Brain MRI demonstrated a mild excess of white matter abnormalities in all three examined. Right temporal lobe atrophy and cord atrophy were seen in an older patient, correlating with her clinical FTD. This is in agreement with one other MRI brain study of IBMPFD,3 while another described progressive cerebral atrophy with prominent callosal and frontal white matter loss.5 Spinal cord atrophy is a previously undescribed feature of IBMPFD and is consistent with pathological findings of spinal cord inclusion bodies.4 A recent report describes MRI muscle findings in IBMPFD of “fatty degeneration” throughout predominantly proximal muscle groups,3 in agreement with current findings.

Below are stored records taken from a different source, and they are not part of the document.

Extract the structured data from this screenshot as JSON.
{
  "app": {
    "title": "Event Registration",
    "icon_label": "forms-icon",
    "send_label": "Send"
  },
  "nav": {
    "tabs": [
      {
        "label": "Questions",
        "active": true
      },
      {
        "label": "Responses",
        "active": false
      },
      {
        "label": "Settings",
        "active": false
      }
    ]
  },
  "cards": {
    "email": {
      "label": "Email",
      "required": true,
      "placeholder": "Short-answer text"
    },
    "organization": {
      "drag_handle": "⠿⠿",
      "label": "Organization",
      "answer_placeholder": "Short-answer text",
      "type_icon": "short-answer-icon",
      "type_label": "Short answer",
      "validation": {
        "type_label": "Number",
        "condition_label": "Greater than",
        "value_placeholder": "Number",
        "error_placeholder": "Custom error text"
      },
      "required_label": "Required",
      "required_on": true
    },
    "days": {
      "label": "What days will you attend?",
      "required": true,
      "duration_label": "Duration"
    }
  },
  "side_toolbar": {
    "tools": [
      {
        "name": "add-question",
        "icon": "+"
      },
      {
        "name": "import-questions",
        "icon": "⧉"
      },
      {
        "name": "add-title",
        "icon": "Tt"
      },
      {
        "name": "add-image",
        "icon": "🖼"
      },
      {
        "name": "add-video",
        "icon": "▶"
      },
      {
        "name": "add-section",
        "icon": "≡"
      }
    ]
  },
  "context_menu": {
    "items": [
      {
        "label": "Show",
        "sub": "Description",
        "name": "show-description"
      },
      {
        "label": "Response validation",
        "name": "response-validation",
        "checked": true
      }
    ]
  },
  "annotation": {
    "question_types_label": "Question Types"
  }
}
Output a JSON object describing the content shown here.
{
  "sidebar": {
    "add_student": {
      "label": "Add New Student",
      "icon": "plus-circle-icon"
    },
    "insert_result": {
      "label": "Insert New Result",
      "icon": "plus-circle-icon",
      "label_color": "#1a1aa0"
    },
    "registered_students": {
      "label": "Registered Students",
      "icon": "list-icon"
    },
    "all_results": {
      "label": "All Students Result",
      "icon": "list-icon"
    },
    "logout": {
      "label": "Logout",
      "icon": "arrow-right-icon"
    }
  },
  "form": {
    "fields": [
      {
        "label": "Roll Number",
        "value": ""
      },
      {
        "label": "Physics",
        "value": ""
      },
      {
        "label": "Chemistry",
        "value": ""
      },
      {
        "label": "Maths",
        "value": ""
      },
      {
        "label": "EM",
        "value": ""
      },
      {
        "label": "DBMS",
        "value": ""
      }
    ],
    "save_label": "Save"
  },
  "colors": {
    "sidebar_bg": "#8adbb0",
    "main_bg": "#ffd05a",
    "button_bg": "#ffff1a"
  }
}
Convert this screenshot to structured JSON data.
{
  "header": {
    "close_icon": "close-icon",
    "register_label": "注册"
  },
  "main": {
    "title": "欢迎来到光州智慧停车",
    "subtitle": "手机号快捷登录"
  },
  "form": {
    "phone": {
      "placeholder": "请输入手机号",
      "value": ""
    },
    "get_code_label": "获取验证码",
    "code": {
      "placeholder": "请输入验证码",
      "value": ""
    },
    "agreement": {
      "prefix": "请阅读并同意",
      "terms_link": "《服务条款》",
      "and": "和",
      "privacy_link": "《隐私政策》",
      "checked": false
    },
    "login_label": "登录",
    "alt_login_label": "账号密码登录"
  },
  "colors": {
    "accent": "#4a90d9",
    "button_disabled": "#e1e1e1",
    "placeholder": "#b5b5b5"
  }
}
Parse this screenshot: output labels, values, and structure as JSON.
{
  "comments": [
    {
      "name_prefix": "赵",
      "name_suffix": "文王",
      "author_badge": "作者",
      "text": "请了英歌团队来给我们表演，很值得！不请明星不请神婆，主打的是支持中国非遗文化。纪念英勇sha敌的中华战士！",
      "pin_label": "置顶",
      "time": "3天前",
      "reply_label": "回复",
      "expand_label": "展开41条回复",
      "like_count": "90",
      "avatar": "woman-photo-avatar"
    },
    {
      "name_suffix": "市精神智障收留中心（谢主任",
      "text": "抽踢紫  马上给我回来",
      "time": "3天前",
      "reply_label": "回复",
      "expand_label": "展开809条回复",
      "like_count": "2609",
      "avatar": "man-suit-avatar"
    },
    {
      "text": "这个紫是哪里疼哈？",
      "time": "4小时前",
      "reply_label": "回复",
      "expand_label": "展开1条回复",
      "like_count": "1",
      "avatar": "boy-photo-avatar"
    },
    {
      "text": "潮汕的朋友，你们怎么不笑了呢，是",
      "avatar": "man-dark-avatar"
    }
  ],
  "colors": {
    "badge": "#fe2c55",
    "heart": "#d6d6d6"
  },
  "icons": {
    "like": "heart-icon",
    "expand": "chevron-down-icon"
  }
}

Members of this pedigree had been previously given other diagnoses including various muscular dystrophies and spinal muscular atrophy. MND had been diagnosed in some patients because of denervation on neurophysiology (online table 1).

In conclusion, IBMPFD is a multisystem disorder, which should be considered in the differential diagnosis of autosomal dominant neuromuscular disorders, especially when there is a prominent history of dementia or “MND.” Sphincter involvement is a likely associated clinical feature of the disease.


L Strain is thanked for technical help in establishing the VCP mutation analysis.